A couple of years ago, Ferranti and colleagues published an article playing off news about the human microbiome in mass media. The article, "20 Things You Didn’t Know About the Human Gut Microbiome" published in the Journal of Cardiovascular Nursing, provided concise and important information for clinicians.

"There is growing evidence in associations between the microbiome and cardiometabolic issues that I felt CVD nurses needed to know," says Ferranti of the article. "I believe that diet is the main contributor in altering the microbiome, which both likely affect cardiometabolic disease risk."

While the microbes she studies are invisible, the results she sees are tangible and real. "What sets nursing research apart is the close interactions between nurses and their patients," says Ferranti. "My best research days are those spent talking with the pregnant moms in our study. It’s amazing how receptive they are to letting us collect samples (oral, vaginal, fecal, and blood) and how excited they are to participate, knowing that the study might not help them individually but may help others and contribute to a greater good." 

So far, her study is confirming that a plant-based, high-fiber, unprocessed diet is healthier. "Ultimately, I hope that we’ll learn how to design effective dietary interventions that will make a big difference," she says. "Knowing that our research contributes to healthier moms is really motivating because if you can affect the behavior of the pregnant mom, you can affect the whole family."
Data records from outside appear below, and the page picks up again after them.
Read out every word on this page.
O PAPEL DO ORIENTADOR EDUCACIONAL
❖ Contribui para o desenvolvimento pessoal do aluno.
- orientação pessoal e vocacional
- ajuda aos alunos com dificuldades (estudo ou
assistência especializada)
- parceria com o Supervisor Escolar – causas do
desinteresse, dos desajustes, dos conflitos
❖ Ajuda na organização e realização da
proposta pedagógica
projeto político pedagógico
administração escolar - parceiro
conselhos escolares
The National Institutes of Health recently named Ferranti as a BIRCWH (Building Interdisciplinary Research Careers in Women’s Health) Scholar. BIRCWH is a career development program that connects junior and senior faculty who share an interest in women’s health and sex difference research. Anne Dunlop and Elizabeth Corwin serve as Ferranti’s mentors on her study of "Microbiome, Diet, and Persistence of Cardiometabolic Dysregulation in African American Postpartum Women," sponsored by the NIH Office of Research on Women’s Health.